Básicamente hay dos posturas. Una dice que un día la nada estaba cansada y sacó un universo que evolucionó por azar. Agua, bacterias, reptiles, aves, monos: y así sucesivamente hasta volver a la nada. Otra –que no niega la evolución- dice que Dios, un ser perfecto en si mismo y bueno, decidió por Amor escribir, parafraseando a Chesterton, una novela donde los personajes puedan encontrarse con su autor. Cada uno es libre de elegir la que quiera pero la primera opción es absurda y la segunda es lógica pese a que haya cosas que no nos son del todo claras; aunque conviene no olvidar que la lógica de Dios no se identifica con la nuestra.

Es importante meditar en la propia incompetencia, pese a todas las estupendas publicaciones sobre la autoestima. Es conveniente aceptar varias cosas. Primero: que uno puede ser bastante más inútil de lo que piensa. Segundo: que efectivamente es así.
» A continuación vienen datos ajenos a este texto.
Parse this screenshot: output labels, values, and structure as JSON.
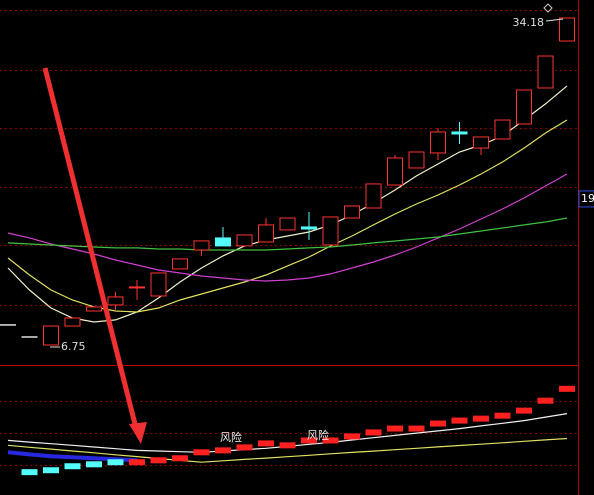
{
  "chart_data": [
    {
      "type": "candlestick",
      "open": [
        8.43,
        7.42,
        6.75,
        8.34,
        9.6,
        10.11,
        11.58,
        10.86,
        13.13,
        14.72,
        15.73,
        15.06,
        15.39,
        16.4,
        16.65,
        15.14,
        17.4,
        18.24,
        20.17,
        21.6,
        22.86,
        24.62,
        23.27,
        24.03,
        25.29,
        28.31,
        32.25
      ],
      "high": [
        8.43,
        7.42,
        8.34,
        9.01,
        9.94,
        11.2,
        12.2,
        12.79,
        13.97,
        15.48,
        16.65,
        15.98,
        17.4,
        17.4,
        17.91,
        17.49,
        18.41,
        20.26,
        22.69,
        22.94,
        24.95,
        25.46,
        24.2,
        25.62,
        28.14,
        30.99,
        34.18
      ],
      "low": [
        8.43,
        7.42,
        6.75,
        8.34,
        9.6,
        9.69,
        10.53,
        10.86,
        13.13,
        14.22,
        15.06,
        15.06,
        15.39,
        16.4,
        15.56,
        15.14,
        17.4,
        18.24,
        20.17,
        21.6,
        22.27,
        23.61,
        22.69,
        24.03,
        25.29,
        28.31,
        32.25
      ],
      "close": [
        8.43,
        7.42,
        8.34,
        9.01,
        9.94,
        10.78,
        11.62,
        12.79,
        13.97,
        15.48,
        15.06,
        15.98,
        16.82,
        17.4,
        16.48,
        17.49,
        18.41,
        20.26,
        22.44,
        22.94,
        24.62,
        24.45,
        24.2,
        25.62,
        28.14,
        30.99,
        34.18
      ],
      "up_color": "#ff3232",
      "down_color": "#54fcfc",
      "flat_color": "#e0e0e0",
      "series": [
        {
          "color": "#f0f0c8",
          "values": [
            13.21,
            11.36,
            9.85,
            9.01,
            8.68,
            8.85,
            9.52,
            10.69,
            12.03,
            13.21,
            14.22,
            15.05,
            15.56,
            15.89,
            16.23,
            16.82,
            17.65,
            18.66,
            19.75,
            20.93,
            21.93,
            22.94,
            23.53,
            24.28,
            25.62,
            26.97,
            28.48
          ]
        },
        {
          "color": "#e0e060",
          "values": [
            14.05,
            12.62,
            11.36,
            10.52,
            9.94,
            9.6,
            9.52,
            9.85,
            10.52,
            11.03,
            11.53,
            12.03,
            12.62,
            13.38,
            14.13,
            15.05,
            15.89,
            16.82,
            17.74,
            18.58,
            19.33,
            20.17,
            21.09,
            22.1,
            23.27,
            24.53,
            25.62
          ]
        },
        {
          "color": "#d040d0",
          "values": [
            16.14,
            15.73,
            15.22,
            14.8,
            14.38,
            13.88,
            13.46,
            13.04,
            12.79,
            12.54,
            12.37,
            12.2,
            12.12,
            12.2,
            12.37,
            12.71,
            13.21,
            13.71,
            14.3,
            14.97,
            15.73,
            16.48,
            17.32,
            18.16,
            19.08,
            20.09,
            21.09
          ]
        },
        {
          "color": "#40c040",
          "values": [
            15.31,
            15.22,
            15.14,
            15.05,
            14.97,
            14.89,
            14.89,
            14.8,
            14.8,
            14.72,
            14.72,
            14.72,
            14.72,
            14.8,
            14.89,
            14.97,
            15.14,
            15.31,
            15.47,
            15.64,
            15.81,
            16.06,
            16.31,
            16.56,
            16.82,
            17.07,
            17.4
          ]
        }
      ],
      "ylim": [
        5.07,
        35.69
      ],
      "yticks": [
        19
      ],
      "ygrid": [
        34.86,
        29.82,
        24.96,
        20.01,
        15.14,
        10.11
      ]
    },
    {
      "type": "indicator",
      "ylim": [
        0,
        100
      ],
      "ygrid": [
        73.1,
        47.7,
        23.1
      ],
      "annotations": [
        "风险",
        "风险"
      ],
      "series": [
        {
          "color": "#f0f0f0",
          "style": "line",
          "values": [
            42.3,
            41.0,
            39.8,
            38.5,
            37.2,
            35.9,
            34.6,
            34.1,
            33.6,
            33.1,
            34.1,
            35.2,
            36.2,
            37.7,
            39.3,
            40.8,
            42.6,
            44.4,
            46.2,
            48.0,
            49.7,
            51.5,
            53.6,
            55.6,
            57.7,
            60.4,
            63.1
          ]
        },
        {
          "color": "#e0e060",
          "style": "line",
          "values": [
            38.5,
            37.0,
            35.6,
            34.1,
            32.7,
            31.2,
            29.8,
            28.3,
            26.8,
            25.4,
            26.5,
            27.6,
            28.6,
            29.7,
            30.8,
            31.9,
            33.0,
            34.0,
            35.1,
            36.2,
            37.3,
            38.4,
            39.4,
            40.5,
            41.6,
            42.7,
            43.8
          ]
        },
        {
          "color": "#2828e0",
          "style": "thick",
          "values": [
            33.1,
            31.5,
            30.0,
            29.2,
            28.5,
            27.7,
            26.9,
            null,
            null,
            null,
            null,
            null,
            null,
            null,
            null,
            null,
            null,
            null,
            null,
            null,
            null,
            null,
            null,
            null,
            null,
            null,
            null
          ]
        },
        {
          "color": "#54fcfc",
          "style": "block",
          "values": [
            null,
            17.7,
            19.2,
            22.3,
            23.8,
            25.4,
            null,
            null,
            null,
            null,
            null,
            null,
            null,
            null,
            null,
            null,
            null,
            null,
            null,
            null,
            null,
            null,
            null,
            null,
            null,
            null,
            null
          ]
        },
        {
          "color": "#ff2020",
          "style": "block",
          "values": [
            null,
            null,
            null,
            null,
            null,
            null,
            25.4,
            26.9,
            28.5,
            33.1,
            34.6,
            36.9,
            40.0,
            38.5,
            42.3,
            42.3,
            45.4,
            48.5,
            51.5,
            51.5,
            55.4,
            57.7,
            59.2,
            61.5,
            65.4,
            73.1,
            82.3
          ]
        }
      ]
    }
  ]
}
Tercero: que es bueno y divertido asumirlo porque es la única posibilidad de hacer algo verdaderamente interesante en este mundo.
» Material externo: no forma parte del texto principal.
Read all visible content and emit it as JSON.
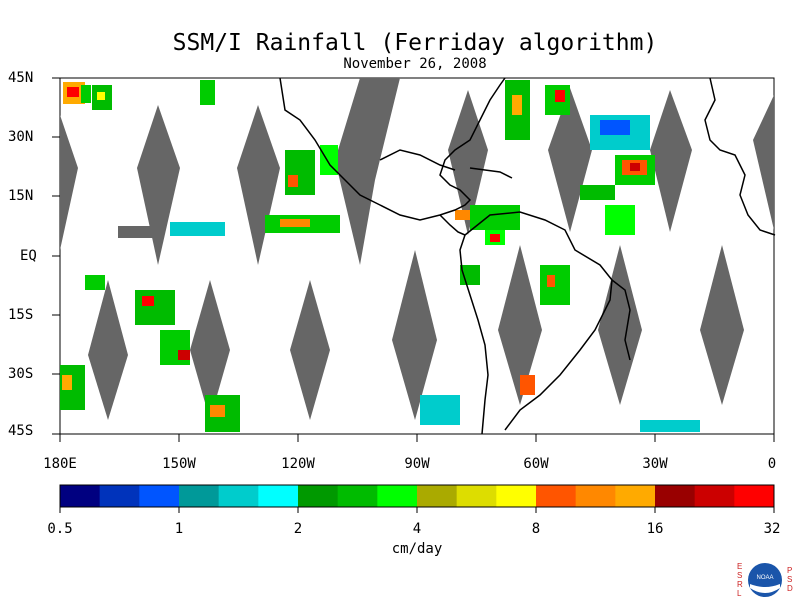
{
  "title": "SSM/I Rainfall (Ferriday algorithm)",
  "subtitle": "November 26, 2008",
  "lat_labels": [
    "45N",
    "30N",
    "15N",
    "EQ",
    "15S",
    "30S",
    "45S"
  ],
  "lon_labels": [
    "180E",
    "150W",
    "120W",
    "90W",
    "60W",
    "30W",
    "0"
  ],
  "colorbar": {
    "unit": "cm/day",
    "tick_labels": [
      "0.5",
      "1",
      "2",
      "4",
      "8",
      "16",
      "32"
    ],
    "colors": [
      "#000080",
      "#0033bb",
      "#0055ff",
      "#009999",
      "#00cccc",
      "#00ffff",
      "#009900",
      "#00bb00",
      "#00ff00",
      "#aaaa00",
      "#dddd00",
      "#ffff00",
      "#ff5500",
      "#ff8800",
      "#ffaa00",
      "#990000",
      "#cc0000",
      "#ff0000"
    ]
  },
  "logo": {
    "left_letters": "ESRL",
    "right_letters": "PSD",
    "emblem": "NOAA"
  },
  "colors": {
    "swath_gap": "#666666",
    "coastline": "#000000",
    "background": "#ffffff"
  }
}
El grado de incompetencia es directamente proporcional a la incapacidad de ver la realidad que uno tiene a un palmo de sus narices. Los niños pequeños, en este sentido, se muestran magistralmente competentes: pueden hacer de cualquier cosa un juego. La oración –en la que se une el pasado, el presente y el futuro- hace recuperar el sentido biográfico en momentos buenos, malos y aparentemente indiferentes. Siguiendo ideas de C. S. Lewis, la mentira insiste en sacar a los hombres del presente porque el presente es el punto de encuentro entre el tiempo y la eternidad. Evadirse del presente, con frecuencia, agujerea la personalidad.

Valorar la realidad supone valorar la no realidad. Ninguno de nosotros tiene en si mismo la razón de su existencia: la vida es un gran regalo. La verdad es que, hasta que no lo pasamos mal, no solemos caer en la cuenta de esto.Valoramos algo o a alguien cuando le perdemos. Cuando realmente se sabe quién es una madre es cuando fallece.

Aprender a madurar, a aceptar la propia realidad, pensando en los demás, puede tener mucha más trascendencia de lo que pensamos. Así dejamos referencias. César las tuvo y supo tomarlas con valentía.

El cristiano que se decide a transformar con la oración su vida se instala en la cruz. La cruz es el lugar donde se ve la verdad de la realidad. Luchar por vivir para Dios y para los demás, día a día, permite descargarse de muchos fardos inútiles, ver en las cosas su radical transitoriedad y encontrar el núcleo de donde emana la radiación de lo eterno: algo tan invisible como la luz que permite ver todo con su verdadero color.